A côté d’aspects positifs, ces conceptions comportent souvent des aspects négatifs. D’abord, elles gardent le silence sur le Christ : le Royaume dont elles parlent se fonde sur un « théocentrisme », parce que-dit-on-le Christ ne peut pas être compris par ceux qui n’ont pas la foi chrétienne, alors que les peuples, les cultures et les diverses religions peuvent se rencontrer autour de l’unique réalité divine, quel que soit son nom. Pour le même motif, elles privilégient le mystère de la création qui se reflète dans la diversité des cultures et des convictions, mais elles se taisent sur le mystère de la Rédemption.

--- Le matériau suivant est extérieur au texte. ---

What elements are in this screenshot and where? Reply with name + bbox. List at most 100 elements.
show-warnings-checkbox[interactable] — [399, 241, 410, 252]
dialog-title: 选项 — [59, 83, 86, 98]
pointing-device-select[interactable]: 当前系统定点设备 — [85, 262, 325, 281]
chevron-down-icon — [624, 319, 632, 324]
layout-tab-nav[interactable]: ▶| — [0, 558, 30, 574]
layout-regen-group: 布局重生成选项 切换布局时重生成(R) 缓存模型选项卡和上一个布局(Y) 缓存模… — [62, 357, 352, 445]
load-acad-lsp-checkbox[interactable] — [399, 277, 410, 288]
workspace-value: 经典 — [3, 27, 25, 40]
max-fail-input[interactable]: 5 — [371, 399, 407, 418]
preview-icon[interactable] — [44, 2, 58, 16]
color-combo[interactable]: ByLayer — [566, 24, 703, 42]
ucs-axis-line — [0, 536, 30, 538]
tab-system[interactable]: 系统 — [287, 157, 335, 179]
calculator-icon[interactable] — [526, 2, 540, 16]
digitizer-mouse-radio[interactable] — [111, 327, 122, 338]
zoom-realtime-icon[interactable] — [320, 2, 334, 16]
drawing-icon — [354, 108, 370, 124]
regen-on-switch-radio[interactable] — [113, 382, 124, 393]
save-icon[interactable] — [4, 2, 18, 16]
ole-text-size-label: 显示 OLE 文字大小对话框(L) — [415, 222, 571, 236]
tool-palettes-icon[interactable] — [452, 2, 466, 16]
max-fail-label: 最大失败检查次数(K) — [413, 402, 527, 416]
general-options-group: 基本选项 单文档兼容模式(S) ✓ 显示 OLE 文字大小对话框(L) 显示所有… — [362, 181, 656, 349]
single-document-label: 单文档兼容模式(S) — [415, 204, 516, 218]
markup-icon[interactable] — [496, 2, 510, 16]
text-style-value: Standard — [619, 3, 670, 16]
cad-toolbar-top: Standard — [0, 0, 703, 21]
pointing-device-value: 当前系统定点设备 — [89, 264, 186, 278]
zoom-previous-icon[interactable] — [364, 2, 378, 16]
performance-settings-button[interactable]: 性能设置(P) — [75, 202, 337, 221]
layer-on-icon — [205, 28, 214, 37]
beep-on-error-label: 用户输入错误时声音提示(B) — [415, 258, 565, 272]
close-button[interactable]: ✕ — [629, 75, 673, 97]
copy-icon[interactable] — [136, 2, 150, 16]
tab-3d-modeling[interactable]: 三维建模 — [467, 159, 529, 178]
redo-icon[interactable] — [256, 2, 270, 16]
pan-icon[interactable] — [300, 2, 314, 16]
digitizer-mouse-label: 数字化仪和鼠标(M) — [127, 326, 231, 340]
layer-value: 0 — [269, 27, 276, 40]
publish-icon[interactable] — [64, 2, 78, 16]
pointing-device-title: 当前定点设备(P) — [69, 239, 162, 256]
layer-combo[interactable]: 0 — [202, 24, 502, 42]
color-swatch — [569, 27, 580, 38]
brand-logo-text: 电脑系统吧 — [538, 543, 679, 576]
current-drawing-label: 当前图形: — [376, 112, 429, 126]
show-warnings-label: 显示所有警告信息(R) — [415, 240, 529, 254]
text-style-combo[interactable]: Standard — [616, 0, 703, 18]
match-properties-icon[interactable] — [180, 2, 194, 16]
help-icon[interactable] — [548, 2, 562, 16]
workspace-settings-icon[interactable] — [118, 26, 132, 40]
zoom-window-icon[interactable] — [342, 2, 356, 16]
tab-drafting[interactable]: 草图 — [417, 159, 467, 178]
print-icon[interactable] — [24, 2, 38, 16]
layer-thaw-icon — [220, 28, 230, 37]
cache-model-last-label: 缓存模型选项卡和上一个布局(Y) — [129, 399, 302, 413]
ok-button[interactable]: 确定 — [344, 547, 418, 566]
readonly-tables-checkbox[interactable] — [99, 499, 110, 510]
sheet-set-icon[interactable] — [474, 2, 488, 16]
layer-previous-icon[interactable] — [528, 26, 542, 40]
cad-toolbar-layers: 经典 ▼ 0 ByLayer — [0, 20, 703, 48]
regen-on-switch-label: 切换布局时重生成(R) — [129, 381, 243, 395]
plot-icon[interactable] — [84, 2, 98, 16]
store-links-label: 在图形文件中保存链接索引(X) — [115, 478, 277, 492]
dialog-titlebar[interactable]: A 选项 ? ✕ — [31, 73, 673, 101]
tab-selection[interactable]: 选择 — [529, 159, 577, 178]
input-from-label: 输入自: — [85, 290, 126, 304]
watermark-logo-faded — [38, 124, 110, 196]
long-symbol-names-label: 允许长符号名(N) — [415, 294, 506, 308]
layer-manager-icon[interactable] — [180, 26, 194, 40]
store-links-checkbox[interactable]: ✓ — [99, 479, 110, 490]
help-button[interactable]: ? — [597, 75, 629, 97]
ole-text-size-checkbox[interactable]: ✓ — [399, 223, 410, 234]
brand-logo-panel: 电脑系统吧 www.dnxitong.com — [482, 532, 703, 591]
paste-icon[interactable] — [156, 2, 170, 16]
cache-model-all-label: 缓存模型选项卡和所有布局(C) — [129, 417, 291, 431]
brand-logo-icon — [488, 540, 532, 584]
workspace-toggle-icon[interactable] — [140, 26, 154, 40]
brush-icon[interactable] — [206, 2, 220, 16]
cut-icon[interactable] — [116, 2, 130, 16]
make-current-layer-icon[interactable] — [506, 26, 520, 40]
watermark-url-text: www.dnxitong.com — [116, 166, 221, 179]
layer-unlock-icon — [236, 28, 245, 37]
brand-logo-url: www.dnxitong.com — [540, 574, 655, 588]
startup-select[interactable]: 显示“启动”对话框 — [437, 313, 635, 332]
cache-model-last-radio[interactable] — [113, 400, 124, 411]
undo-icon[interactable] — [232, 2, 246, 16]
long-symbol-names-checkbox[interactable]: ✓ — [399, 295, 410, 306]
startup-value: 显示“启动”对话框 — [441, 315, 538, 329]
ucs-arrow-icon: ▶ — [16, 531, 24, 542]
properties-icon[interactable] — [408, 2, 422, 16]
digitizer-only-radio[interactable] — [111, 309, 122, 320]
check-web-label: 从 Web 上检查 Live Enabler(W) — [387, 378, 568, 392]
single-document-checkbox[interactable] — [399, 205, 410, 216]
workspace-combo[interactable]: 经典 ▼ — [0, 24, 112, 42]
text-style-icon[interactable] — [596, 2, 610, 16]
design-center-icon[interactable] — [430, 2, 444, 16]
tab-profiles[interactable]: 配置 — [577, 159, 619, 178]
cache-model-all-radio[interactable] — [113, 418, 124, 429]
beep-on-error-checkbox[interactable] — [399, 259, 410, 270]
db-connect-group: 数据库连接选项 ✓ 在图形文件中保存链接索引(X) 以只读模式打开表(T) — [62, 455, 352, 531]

En outre, le Royaume tel qu’elles l’entendent, finit par marginaliser ou sous-estimer l’Eglise, par réaction à un « ecclésiocentrisme » supposé du passé et parce qu’elles ne considèrent l’Eglise elle-même que comme un signe, d’ailleurs non dépourvu d’ambiguïté.

18. Or il ne s’agit pas là du Royaume de Dieu tel que nous le connaissons par la Révélation et que l’on ne peut séparer ni du Christ ni de l’Eglise.

Comme il a été dit, non seulement le Christ a annoncé le Royaume, mais c’est en lui que le Royaume lui-même s’est rendu présent et s’est accompli, et pas seulement par ses paroles et par ses actes : « Avant tout, le Royaume se manifeste dans la personne même du Christ, Fils de Dieu et Fils de l’homme, venu "pour servir et donner sa vie en rançon d’une multitude" (Mc 10,45) »22. Le Royaume de Dieu n’est pas un concept, une doctrine, un programme que l’on puisse librement élaborer, mais il est avant tout une Personne qui a le visage et le nom de Jésus de Nazareth, image du Dieu invisible23. Si l’on détache le Royaume de Jésus, on ne prend plus en considération le Royaume de Dieu qu’il a révélé, et l’on finit par altérer le sens du Royaume, qui risque de se transformer en un objectif purement humain ou idéologique, et altérer aussi l’identité du Christ, qui n’apparaît plus comme le Seigneur à qui tout doit être soumis (cf. 1 Co 15, 27).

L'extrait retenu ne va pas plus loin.